“Buongiorno a tutti, questa settimana vorrei parlare ancora un po’ del Partito Democratico e di quello che è successo dopo il no, non solo alla candidatura alle primarie di Beppe Grillo, ma anche al suo tesseramento, per tesserare una persona ci vuole molto poco, i filtri del tesseramento sono abbastanza labili e è giusto che sia così, fino a prova contraria una persona viene tesserata almeno che non sia un noto malfattore.
A Grillo hanno detto che non poteva neanche tesserarsi, mi sono molto incuriosito per questo statuto del Partito Democratico, perché è uno statuto particolare, uno statuto che è un po’ flessibile è come la legge secondo un famoso detto, credo, di Giovanni Giolitti che la legge per gli amici si interpreta e per i nemici si applica, in base allo statuto si è detto che Grillo non si sarebbe potuto iscrivere perché si riconosce in un movimento ostile al Partito Democratico che sarebbe quello delle liste civiche a 5 stelle, così hanno detto i garanti o il gran consiglio degli ayatollah presieduti da Berlinguer, quello sbagliato però, non purtroppo da Enrico e questo statuto però poi esiste, c’è anche su Internet, Paolo Flores D’Arcais è andato a vederlo e ha scoperto che in realtà nello statuto non c’è alcun accenno all’ispirarsi e al riconoscersi in un movimento ostile al PD, c’è un unico paio di motivi per i quali non ci si può iscrivere: Art. 2, comma 8, parla di persone che siano iscritte a altri partiti politici o aderiscano a gruppi di altri partiti politici all’interno di organi istituzionali elettivi.

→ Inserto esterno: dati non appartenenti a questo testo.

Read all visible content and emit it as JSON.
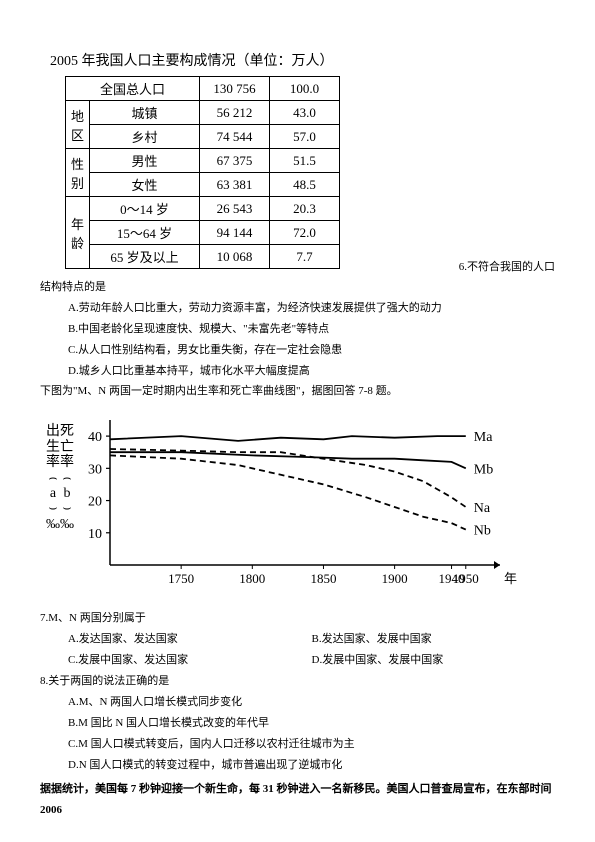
{
  "table": {
    "title": "2005 年我国人口主要构成情况（单位：万人）",
    "header": {
      "label": "全国总人口",
      "count": "130 756",
      "pct": "100.0"
    },
    "groups": [
      {
        "group": "地区",
        "rows": [
          {
            "label": "城镇",
            "count": "56 212",
            "pct": "43.0"
          },
          {
            "label": "乡村",
            "count": "74 544",
            "pct": "57.0"
          }
        ]
      },
      {
        "group": "性别",
        "rows": [
          {
            "label": "男性",
            "count": "67 375",
            "pct": "51.5"
          },
          {
            "label": "女性",
            "count": "63 381",
            "pct": "48.5"
          }
        ]
      },
      {
        "group": "年龄",
        "rows": [
          {
            "label": "0～14 岁",
            "count": "26 543",
            "pct": "20.3"
          },
          {
            "label": "15～64 岁",
            "count": "94 144",
            "pct": "72.0"
          },
          {
            "label": "65 岁及以上",
            "count": "10 068",
            "pct": "7.7"
          }
        ]
      }
    ]
  },
  "q6": {
    "lead_right": "6.不符合我国的人口",
    "lead_cont": "结构特点的是",
    "A": "A.劳动年龄人口比重大，劳动力资源丰富，为经济快速发展提供了强大的动力",
    "B": "B.中国老龄化呈现速度快、规模大、\"未富先老\"等特点",
    "C": "C.从人口性别结构看，男女比重失衡，存在一定社会隐患",
    "D": "D.城乡人口比重基本持平，城市化水平大幅度提高"
  },
  "chart_intro": "下图为\"M、N 两国一定时期内出生率和死亡率曲线图\"，据图回答 7-8 题。",
  "chart": {
    "type": "line",
    "xlim": [
      1700,
      1960
    ],
    "ylim": [
      0,
      45
    ],
    "yticks": [
      10,
      20,
      30,
      40
    ],
    "xticks": [
      1750,
      1800,
      1850,
      1900,
      1940,
      1950
    ],
    "series_labels": {
      "Ma": "Ma",
      "Mb": "Mb",
      "Na": "Na",
      "Nb": "Nb"
    },
    "ylabel_col1": "出生率",
    "ylabel_col2": "死亡率",
    "ylabel_a": "a",
    "ylabel_b": "b",
    "ylabel_unit": "‰",
    "xlabel_year": "年",
    "axis_color": "#000000",
    "line_width": 1.8,
    "Ma": [
      [
        1700,
        39
      ],
      [
        1750,
        40
      ],
      [
        1790,
        38.5
      ],
      [
        1820,
        39.5
      ],
      [
        1850,
        39
      ],
      [
        1870,
        40
      ],
      [
        1900,
        39.5
      ],
      [
        1930,
        40
      ],
      [
        1950,
        40
      ]
    ],
    "Mb": [
      [
        1700,
        35
      ],
      [
        1750,
        35
      ],
      [
        1800,
        34
      ],
      [
        1840,
        33.5
      ],
      [
        1870,
        33
      ],
      [
        1900,
        33
      ],
      [
        1920,
        32.5
      ],
      [
        1940,
        32
      ],
      [
        1950,
        30
      ]
    ],
    "Na": [
      [
        1700,
        36
      ],
      [
        1750,
        35.5
      ],
      [
        1790,
        35
      ],
      [
        1820,
        35
      ],
      [
        1850,
        33
      ],
      [
        1880,
        31
      ],
      [
        1900,
        29
      ],
      [
        1920,
        26
      ],
      [
        1940,
        21
      ],
      [
        1950,
        18
      ]
    ],
    "Nb": [
      [
        1700,
        34
      ],
      [
        1750,
        33
      ],
      [
        1790,
        31
      ],
      [
        1820,
        28
      ],
      [
        1850,
        25
      ],
      [
        1880,
        21
      ],
      [
        1900,
        18
      ],
      [
        1920,
        15
      ],
      [
        1940,
        13
      ],
      [
        1950,
        11
      ]
    ]
  },
  "q7": {
    "stem": "7.M、N 两国分别属于",
    "A": "A.发达国家、发达国家",
    "B": "B.发达国家、发展中国家",
    "C": "C.发展中国家、发达国家",
    "D": "D.发展中国家、发展中国家"
  },
  "q8": {
    "stem": "8.关于两国的说法正确的是",
    "A": "A.M、N 两国人口增长模式同步变化",
    "B": "B.M 国比 N 国人口增长模式改变的年代早",
    "C": "C.M 国人口模式转变后，国内人口迁移以农村迁往城市为主",
    "D": "D.N 国人口模式的转变过程中，城市普遍出现了逆城市化"
  },
  "footer": "据据统计，美国每 7 秒钟迎接一个新生命，每 31 秒钟进入一名新移民。美国人口普查局宣布，在东部时间 2006"
}
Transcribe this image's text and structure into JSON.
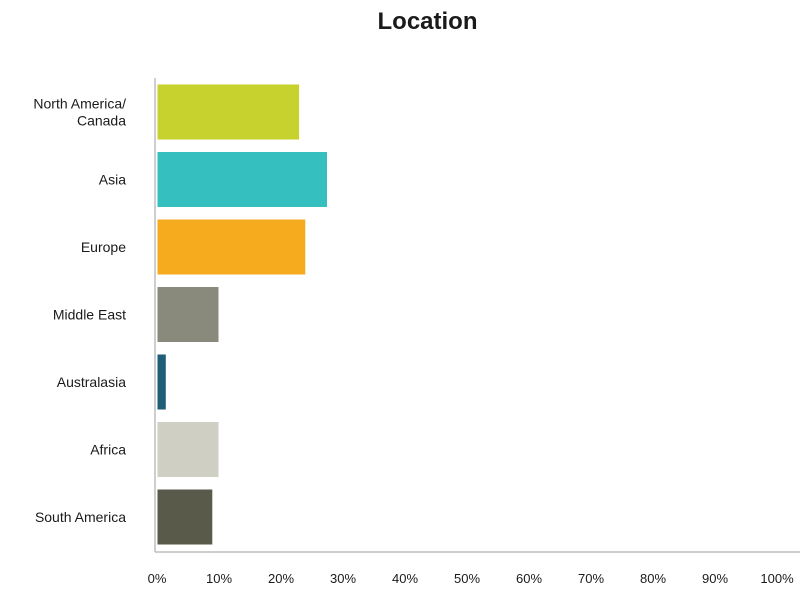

Grillo com’è noto non è iscritto a alcun partito politico e quanto a gruppi all’interno di organi istituzionali elettivi non fa parte di nessuna assemblea elettiva, com’è noto e quindi non può fare neanche parte di gruppi all’interno di assemblee elettive.
Quindi questo comitato di garanti si è inventato una norma ad personam, anzi contra personam, nella migliore tradizione berlusconiana, poi vi stupite se questi non fanno l’opposizione a Berlusconi, usano gli stessi metodi!
Questo non perché mi stia rammaricando perché Grillo non ha avuto la tessera del PD o perché non è stato candidato, ma semplicemente perché mi piacerebbe capire come può definirsi democratico un partito che non rispetta neanche lo statuto che si è dato, ciascuno può darsi lo statuto che vuole, può escludere l’iscrizione dei cittadini con i capelli biondi, può escludere quelli alti meno di un metro e mezzo, che ne so, può fare quello che vuole, l’importante è che una volta stabilito quello che si deve fare, poi questo qualcosa valga per tutti e non soltanto per qualcuno! La cosa più interessante è proprio il percorso democratico del Partito Democratico, di cui l’esclusione di Grillo dalle primarie, soltanto l’ultima tappa, qualcuno di voi ricorderà che alla nascita del Partito Democratico nell’ottobre 2007, tentarono di candidarsi alle primarie per diventare i primi segretari oltre a Veltroni, Rosi Bindi, Enrico Letta, Adinolfi, Scalfarotto e Gawronski credo di non avere dimenticato nessuno, se l’ho fatto mi scuso, si presentarono anche o tentarono di presentarsi anche Furio Colombo, Marco Pannella e Antonio Di Pietro, due dei 3 erano effettivamente iscritti a altri partiti, il Partito Radicale e l’Italia dei Valori, anche se naturalmente la loro candidatura era finalizzata alla confluenza dentro il Partito Democratico, mentre invece Fulvio Colombo era proprio iscritto al Partito Democratico e era parlamentare del Partito Democratico, ci furono anche lì degli strani ghiribizzi burocratici, forse bisognerebbe chiamarlo il Partito burocratico, anche se però è una burocrazia particolare, perché è flessibile per alcuni e addirittura più rigida di quello che c’è scritto per alcuni altri.